Felt Laura’s fingers twine into hers.
It was as simple, she thought, as stepping over a threshold. You moved—but it was not quite a motion —in a certain direction—but it was not exactly a direction. Here and here and here. And then—
The cold air bit into her skin. She opened her eyes and saw the stone walls, prosaic and quite real, right in front of her. The walls were high and unassailable. But Michael was behind them. She could feel it. And she was lucky. The big iron gate was standing open.
Chapter Twenty-one
1
Cardinal Palestrina was awakened at dawn by the brash clattering of the telephone. Disoriented, he scrambled the receiver to his ear. The hotel switchboard announced Carl Neumann. “Put him through,” Palestrina said wearily. Neumann’s voice across the telephone exchange was shrill, piercing. “It’s happening,” he was saying. You should be here as soon as you can.” Palestrina sat up. “So soon?” “Right now, Your Eminence. As I speak.” The boy?”
“The boy. And not only the boy.”
Plucked out of thin air, Palestrina thought dazedly. From a world beyond the world’s edge. It was—in its own way—a sort of miracle. “All right,” he said. “I’ll be there.”

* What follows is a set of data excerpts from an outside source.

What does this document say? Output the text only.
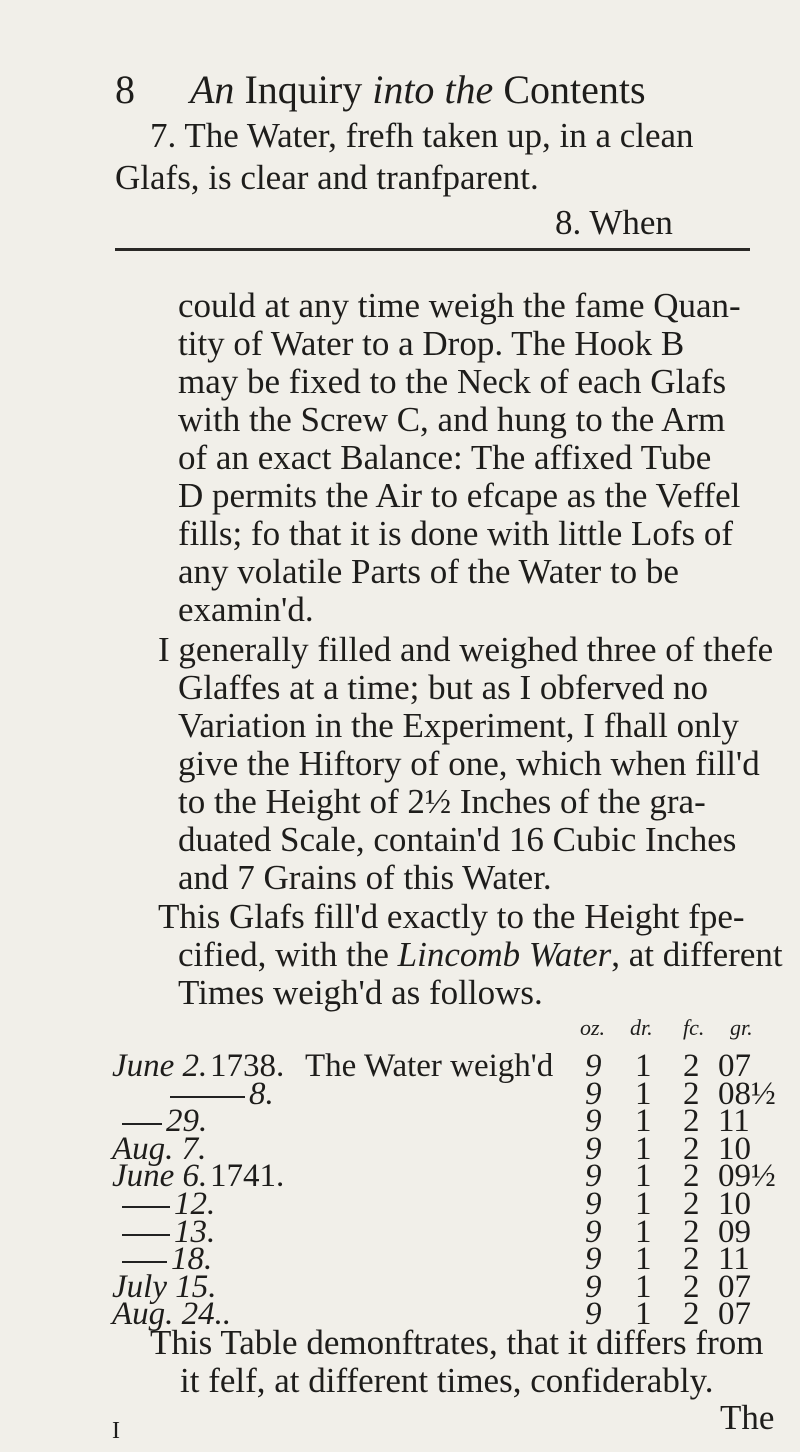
8 An Inquiry into the Contents
7. The Water, frefh taken up, in a clean
Glafs, is clear and tranfparent.
8. When
could at any time weigh the fame Quan-
tity of Water to a Drop. The Hook B
may be fixed to the Neck of each Glafs
with the Screw C, and hung to the Arm
of an exact Balance: The affixed Tube
D permits the Air to efcape as the Veffel
fills; fo that it is done with little Lofs of
any volatile Parts of the Water to be
examin'd.
I generally filled and weighed three of thefe
Glaffes at a time; but as I obferved no
Variation in the Experiment, I fhall only
give the Hiftory of one, which when fill'd
to the Height of 2½ Inches of the gra-
duated Scale, contain'd 16 Cubic Inches
and 7 Grains of this Water.
This Glafs fill'd exactly to the Height fpe-
cified, with the Lincomb Water, at different
Times weigh'd as follows.
oz. dr. fc. gr.
June 2. 1738. The Water weigh'd 9 1 2 07
8.	9 1 2 08½
29.	9 1 2 11
Aug. 7.	9 1 2 10
June 6. 1741.	9 1 2 09½
12.	9 1 2 10
13.	9 1 2 09
18.	9 1 2 11
July 15.	9 1 2 07
Aug. 24..	9 1 2 07
This Table demonftrates, that it differs from
it felf, at different times, confiderably.
The
I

“Excellent,” Neumann said.
Cardinal Palestrina dressed hastily and drew a heavy fur coat around himself as he left the room. He stopped in the hotel lobby to buy a coffee in a waxed-cardboard cup—so hot it scalded his lips—and then hailed a taxi from the icy margin of the street.
2
Laura could not say just when or how she became separated from her sister.

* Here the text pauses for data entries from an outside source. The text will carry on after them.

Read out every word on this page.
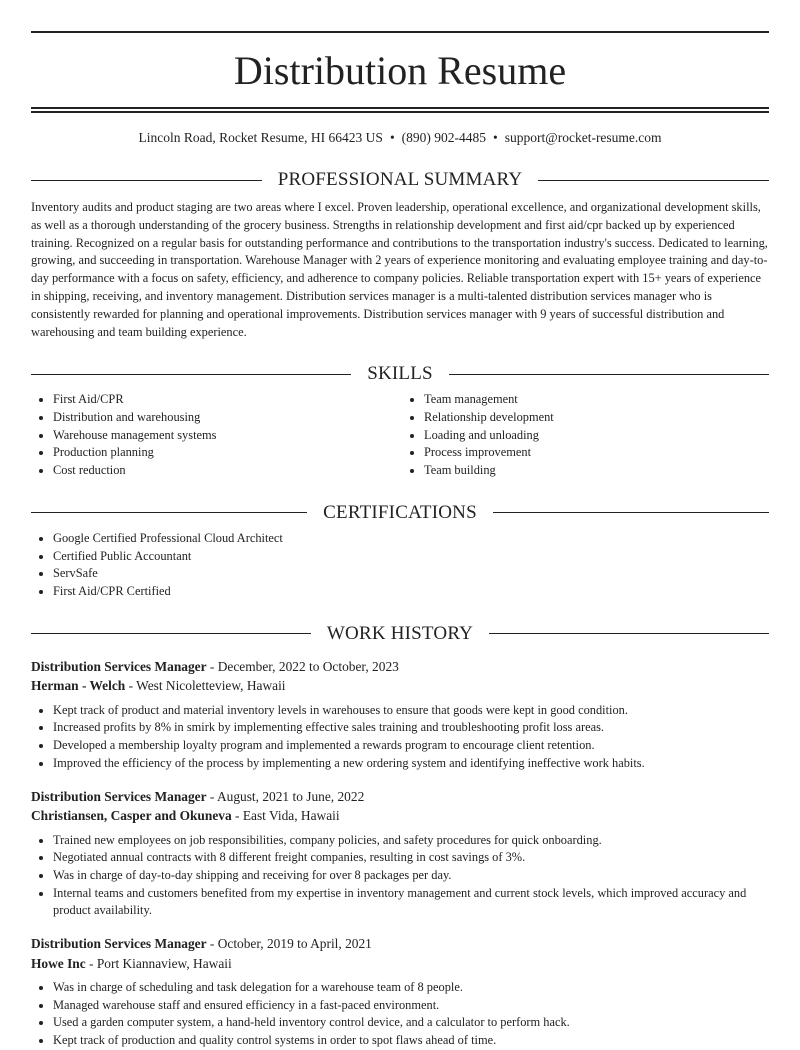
Distribution Resume
Lincoln Road, Rocket Resume, HI 66423 US • (890) 902-4485 • support@rocket-resume.com
PROFESSIONAL SUMMARY
Inventory audits and product staging are two areas where I excel. Proven leadership, operational excellence, and organizational development skills, as well as a thorough understanding of the grocery business. Strengths in relationship development and first aid/cpr backed up by experienced training. Recognized on a regular basis for outstanding performance and contributions to the transportation industry's success. Dedicated to learning, growing, and succeeding in transportation. Warehouse Manager with 2 years of experience monitoring and evaluating employee training and day-to-day performance with a focus on safety, efficiency, and adherence to company policies. Reliable transportation expert with 15+ years of experience in shipping, receiving, and inventory management. Distribution services manager is a multi-talented distribution services manager who is consistently rewarded for planning and operational improvements. Distribution services manager with 9 years of successful distribution and warehousing and team building experience.
SKILLS
• First Aid/CPR
• Distribution and warehousing
• Warehouse management systems
• Production planning
• Cost reduction
• Team management
• Relationship development
• Loading and unloading
• Process improvement
• Team building
CERTIFICATIONS
• Google Certified Professional Cloud Architect
• Certified Public Accountant
• ServSafe
• First Aid/CPR Certified
WORK HISTORY
Distribution Services Manager - December, 2022 to October, 2023
Herman - Welch - West Nicoletteview, Hawaii
• Kept track of product and material inventory levels in warehouses to ensure that goods were kept in good condition.
• Increased profits by 8% in smirk by implementing effective sales training and troubleshooting profit loss areas.
• Developed a membership loyalty program and implemented a rewards program to encourage client retention.
• Improved the efficiency of the process by implementing a new ordering system and identifying ineffective work habits.
Distribution Services Manager - August, 2021 to June, 2022
Christiansen, Casper and Okuneva - East Vida, Hawaii
• Trained new employees on job responsibilities, company policies, and safety procedures for quick onboarding.
• Negotiated annual contracts with 8 different freight companies, resulting in cost savings of 3%.
• Was in charge of day-to-day shipping and receiving for over 8 packages per day.
• Internal teams and customers benefited from my expertise in inventory management and current stock levels, which improved accuracy and product availability.
Distribution Services Manager - October, 2019 to April, 2021
Howe Inc - Port Kiannaview, Hawaii
• Was in charge of scheduling and task delegation for a warehouse team of 8 people.
• Managed warehouse staff and ensured efficiency in a fast-paced environment.
• Used a garden computer system, a hand-held inventory control device, and a calculator to perform hack.
• Kept track of production and quality control systems in order to spot flaws ahead of time.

It simply should not have been possible. The words repeated in her head like a cracked record: not possible. They had been together… she had been holding Karen’s hand. It was like that time back in Pittsburgh when they followed Tim into what she guessed now was some distant corner of the Novus Ordo. They were like kids, clinging to each other.
After they arrived here they had moved through the snow to the black iron gates of this ugly building through the long morning shadows across the courtyard. Michael was inside, Karen said. Laura couldn’t feel it but she took her sister at her word. Find him and get out, she thought. Because we can do that: we can step sideways out of here anytime we feel like it.
It was a reassuring idea.
But then, if that was true, why hadn’t Michael come home? How had they contrived to hold him?

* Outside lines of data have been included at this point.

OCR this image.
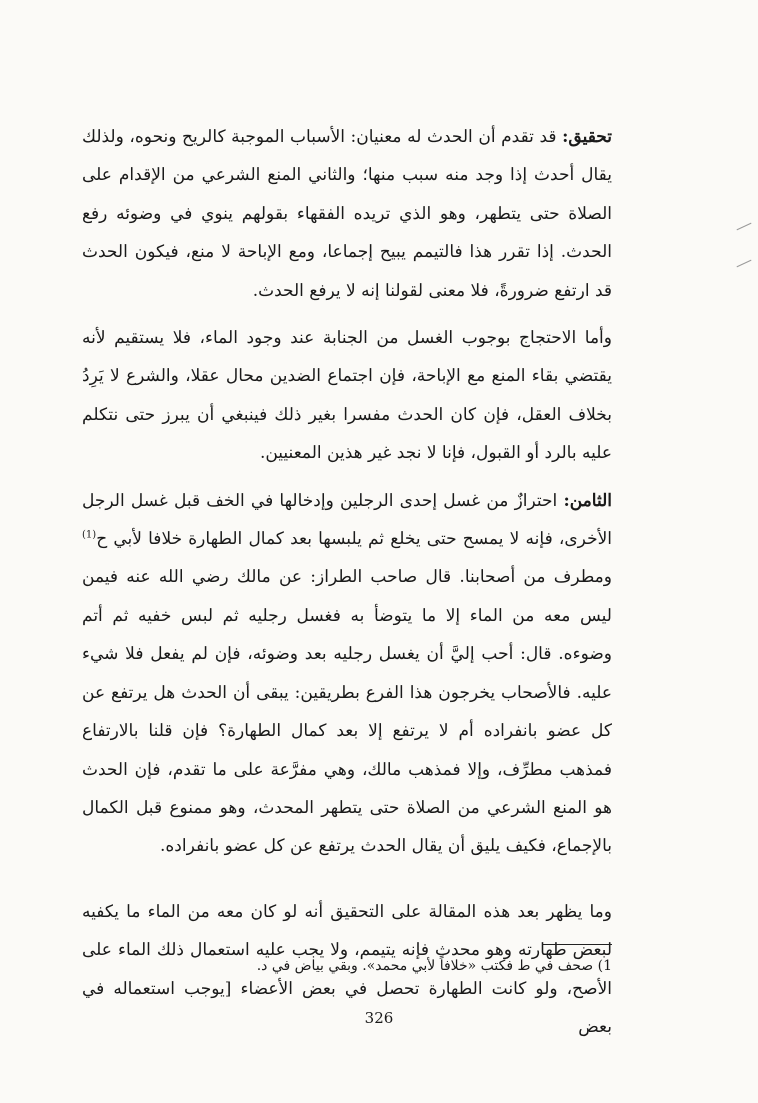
تحقيق: قد تقدم أن الحدث له معنيان: الأسباب الموجبة كالريح ونحوه، ولذلك يقال أحدث إذا وجد منه سبب منها؛ والثاني المنع الشرعي من الإقدام على الصلاة حتى يتطهر، وهو الذي تريده الفقهاء بقولهم ينوي في وضوئه رفع الحدث. إذا تقرر هذا فالتيمم يبيح إجماعا، ومع الإباحة لا منع، فيكون الحدث قد ارتفع ضرورةً، فلا معنى لقولنا إنه لا يرفع الحدث.

وأما الاحتجاج بوجوب الغسل من الجنابة عند وجود الماء، فلا يستقيم لأنه يقتضي بقاء المنع مع الإباحة، فإن اجتماع الضدين محال عقلا، والشرع لا يَرِدُ بخلاف العقل، فإن كان الحدث مفسرا بغير ذلك فينبغي أن يبرز حتى نتكلم عليه بالرد أو القبول، فإنا لا نجد غير هذين المعنيين.

الثامن: احترازٌ من غسل إحدى الرجلين وإدخالها في الخف قبل غسل الرجل الأخرى، فإنه لا يمسح حتى يخلع ثم يلبسها بعد كمال الطهارة خلافا لأبي ح$^{(1)}$ ومطرف من أصحابنا. قال صاحب الطراز: عن مالك رضي الله عنه فيمن ليس معه من الماء إلا ما يتوضأ به فغسل رجليه ثم لبس خفيه ثم أتم وضوءه. قال: أحب إليَّ أن يغسل رجليه بعد وضوئه، فإن لم يفعل فلا شيء عليه. فالأصحاب يخرجون هذا الفرع بطريقين: يبقى أن الحدث هل يرتفع عن كل عضو بانفراده أم لا يرتفع إلا بعد كمال الطهارة؟ فإن قلنا بالارتفاع فمذهب مطرِّف، وإلا فمذهب مالك، وهي مفرَّعة على ما تقدم، فإن الحدث هو المنع الشرعي من الصلاة حتى يتطهر المحدث، وهو ممنوع قبل الكمال بالإجماع، فكيف يليق أن يقال الحدث يرتفع عن كل عضو بانفراده.

وما يظهر بعد هذه المقالة على التحقيق أنه لو كان معه من الماء ما يكفيه لبعض طهارته وهو محدث فإنه يتيمم، ولا يجب عليه استعمال ذلك الماء على الأصح، ولو كانت الطهارة تحصل في بعض الأعضاء [يوجب استعماله في بعض

1) صحف في ط فكتب «خلافاً لأبي محمد». وبقي بياض في د.

326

But it was an unanswerable question. Just push on, she thought. On down these twining corridors now, corridors like the roots of some immense old tree reaching deep into the earth. The air was stale and smelled like anesthetic, with some cloying scent laid over that, like cloves. Turn and turn and turn in the dim light. It became automatic.
And then she paused and looked for Karen and Karen wasn’t with her.
The loss troubled her, but maybe not as much as it should have. She moved on in spite of it… not quite aimlessly, but without any goal she could name. It just happened. It was like sleepwalking. She felt asleep. She felt drugged.